Having been placed in exactly that position, Secretary Mattis did the right thing by resigning and detailing his strong concerns related to the removal of US troops from Syria.
Trump, Mattis, and many members of Congress agree that the U.S. should not be the “police force for the world.” Yet currently we have approximately 165,000 U.S. military personnel deployed in 150 countries with an additional 40,000 on undisclosed classified missions.
Furthermore, we have been at war in Afghanistan for more than 17 years, only to be told recently by the Chairman of the Joint Chiefs of Staff that we are at a “stalemate with the Taliban.” It is clear that an exhaustive review of all these military commitments is needed. Trump’s interest in doing so is commendable.
But Trump’s Twitter announcement to get out of Syria was seen widely as a chaotic retreat that will put our allies in physical jeopardy, undermine the alliances we have built to deal with international terrorism, and embolden our most dangerous enemies. Of greatest concern, however, was that Trump exhibited total disregard for the expertise of those American professionals entrusted with our national defense, intelligence matters and statecraft. He was winging it on his own.

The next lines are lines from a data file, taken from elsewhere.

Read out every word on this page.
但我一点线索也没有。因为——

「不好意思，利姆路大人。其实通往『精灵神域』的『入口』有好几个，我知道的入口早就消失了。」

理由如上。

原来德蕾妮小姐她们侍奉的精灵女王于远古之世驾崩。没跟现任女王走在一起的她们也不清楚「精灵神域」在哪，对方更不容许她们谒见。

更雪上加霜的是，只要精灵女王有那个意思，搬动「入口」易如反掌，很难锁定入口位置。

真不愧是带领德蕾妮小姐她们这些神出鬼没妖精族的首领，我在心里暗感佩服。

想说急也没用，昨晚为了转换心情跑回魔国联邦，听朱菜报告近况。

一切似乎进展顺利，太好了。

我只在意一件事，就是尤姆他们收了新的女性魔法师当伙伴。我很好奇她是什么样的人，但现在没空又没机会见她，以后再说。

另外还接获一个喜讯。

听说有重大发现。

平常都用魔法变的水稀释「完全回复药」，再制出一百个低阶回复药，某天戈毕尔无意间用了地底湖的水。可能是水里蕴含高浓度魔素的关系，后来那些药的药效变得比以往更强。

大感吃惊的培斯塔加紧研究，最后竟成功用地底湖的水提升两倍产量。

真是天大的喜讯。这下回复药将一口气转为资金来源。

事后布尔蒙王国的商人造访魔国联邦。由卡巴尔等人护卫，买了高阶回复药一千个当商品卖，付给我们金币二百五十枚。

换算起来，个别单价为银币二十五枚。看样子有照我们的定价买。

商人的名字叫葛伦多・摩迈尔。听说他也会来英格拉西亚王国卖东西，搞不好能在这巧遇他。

Any decision related to getting into — or out of — a military conflict demands attention to the consequences and timing involved. Pulling out of Syria may eventually be the right thing to do, but only after careful deliberation within our government and coordination with allies affected by that decision.

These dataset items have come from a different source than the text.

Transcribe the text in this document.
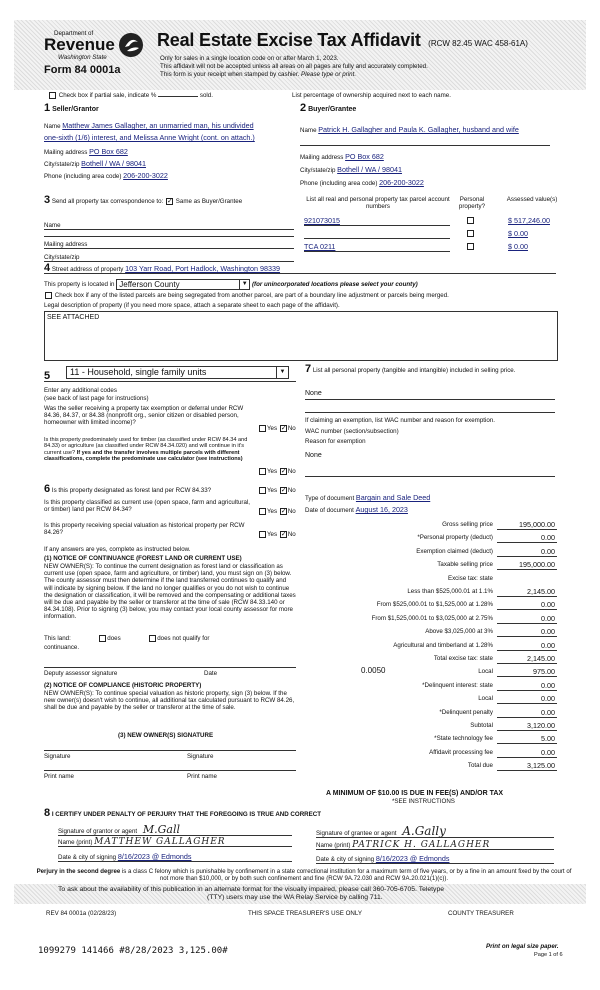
Department of
Revenue
Washington State
Form 84 0001a
Real Estate Excise Tax Affidavit (RCW 82.45 WAC 458-61A)
Only for sales in a single location code on or after March 1, 2023.
This affidavit will not be accepted unless all areas on all pages are fully and accurately completed.
This form is your receipt when stamped by cashier. Please type or print.
Check box if partial sale, indicate %	sold.	List percentage of ownership acquired next to each name.
1 Seller/Grantor
Name Matthew James Gallagher, an unmarried man, his undivided
one-sixth (1/6) interest, and Melissa Anne Wright (cont. on attach.)
Mailing address PO Box 682
City/state/zip Bothell / WA / 98041
Phone (including area code) 206-200-3022
2 Buyer/Grantee
Name Patrick H. Gallagher and Paula K. Gallagher, husband and wife
Mailing address PO Box 682
City/state/zip Bothell / WA / 98041
Phone (including area code) 206-200-3022
3 Send all property tax correspondence to: ✓ Same as Buyer/Grantee
Name
Mailing address
City/state/zip
List all real and personal property tax parcel account numbers
Personal property?
Assessed value(s)
921073015	$ 517,246.00
$ 0.00
TCA 0211	$ 0.00
4 Street address of property 103 Yarr Road, Port Hadlock, Washington 98339
This property is located in Jefferson County	▼ (for unincorporated locations please select your county)
Check box if any of the listed parcels are being segregated from another parcel, are part of a boundary line adjustment or parcels being merged.
Legal description of property (if you need more space, attach a separate sheet to each page of the affidavit).
SEE ATTACHED
5	11 - Household, single family units	▼
Enter any additional codes
(see back of last page for instructions)
Was the seller receiving a property tax exemption or deferral under RCW 84.36, 84.37, or 84.38 (nonprofit org., senior citizen or disabled person, homeowner with limited income)?
Yes ✓No
Is this property predominately used for timber (as classified under RCW 84.34 and 84.33) or agriculture (as classified under RCW 84.34.020) and will continue in it's current use? If yes and the transfer involves multiple parcels with different classifications, complete the predominate use calculator (see instructions)
Yes ✓No
6 Is this property designated as forest land per RCW 84.33?	Yes ✓No
Is this property classified as current use (open space, farm and agricultural, or timber) land per RCW 84.34?	Yes ✓No
Is this property receiving special valuation as historical property per RCW 84.26?	Yes ✓No
If any answers are yes, complete as instructed below.
(1) NOTICE OF CONTINUANCE (FOREST LAND OR CURRENT USE)
NEW OWNER(S): To continue the current designation as forest land or classification as current use (open space, farm and agriculture, or timber) land, you must sign on (3) below. The county assessor must then determine if the land transferred continues to qualify and will indicate by signing below. If the land no longer qualifies or you do not wish to continue the designation or classification, it will be removed and the compensating or additional taxes will be due and payable by the seller or transferor at the time of sale (RCW 84.33.140 or 84.34.108). Prior to signing (3) below, you may contact your local county assessor for more information.
This land:	does	does not qualify for
continuance.
Deputy assessor signature	Date
(2) NOTICE OF COMPLIANCE (HISTORIC PROPERTY)
NEW OWNER(S): To continue special valuation as historic property, sign (3) below. If the new owner(s) doesn't wish to continue, all additional tax calculated pursuant to RCW 84.26, shall be due and payable by the seller or transferor at the time of sale.
(3) NEW OWNER(S) SIGNATURE
Signature	Signature
Print name	Print name
7 List all personal property (tangible and intangible) included in selling price.
None
If claiming an exemption, list WAC number and reason for exemption.
WAC number (section/subsection)
Reason for exemption
None
Type of document Bargain and Sale Deed
Date of document August 16, 2023
Gross selling price	195,000.00
*Personal property (deduct)	0.00
Exemption claimed (deduct)	0.00
Taxable selling price	195,000.00
Excise tax: state
Less than $525,000.01 at 1.1%	2,145.00
From $525,000.01 to $1,525,000 at 1.28%	0.00
From $1,525,000.01 to $3,025,000 at 2.75%	0.00
Above $3,025,000 at 3%	0.00
Agricultural and timberland at 1.28%	0.00
Total excise tax: state	2,145.00
Local	975.00
0.0050
*Delinquent interest: state	0.00
Local	0.00
*Delinquent penalty	0.00
Subtotal	3,120.00
*State technology fee	5.00
Affidavit processing fee	0.00
Total due	3,125.00
A MINIMUM OF $10.00 IS DUE IN FEE(S) AND/OR TAX
*SEE INSTRUCTIONS
8 I CERTIFY UNDER PENALTY OF PERJURY THAT THE FOREGOING IS TRUE AND CORRECT
Signature of grantor or agent M.Gall
Name (print) MATTHEW GALLAGHER
Date & city of signing 8/16/2023 @ Edmonds
Signature of grantee or agent A.Gally
Name (print) PATRICK H. GALLAGHER
Date & city of signing 8/16/2023 @ Edmonds
Perjury in the second degree is a class C felony which is punishable by confinement in a state correctional institution for a maximum term of five years, or by a fine in an amount fixed by the court of not more than $10,000, or by both such confinement and fine (RCW 9A.72.030 and RCW 9A.20.021(1)(c)).
To ask about the availability of this publication in an alternate format for the visually impaired, please call 360-705-6705. Teletype
(TTY) users may use the WA Relay Service by calling 711.
REV 84 0001a (02/28/23)	THIS SPACE TREASURER'S USE ONLY	COUNTY TREASURER
1099279 141466 #8/28/2023 3,125.00#	Print on legal size paper.
Page 1 of 6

I do not know Gen. Mattis personally, but I do know many people who have worked with him over the years. All agree that he is the epitome of a tough, hard-charging, and effective Marine combat leader. For many of his 44 years on active duty, he was in the midst of whatever fighting was taking place. In a CBS interview, he was once asked “What keeps you awake at night?” He responded in true Mattis fashion: “Nothing. I keep other people awake at night.”
Gen. James Mattis deserves our respect and appreciation for his stellar military career and for his commitment to keeping this country on a safe and sane path. We owe him.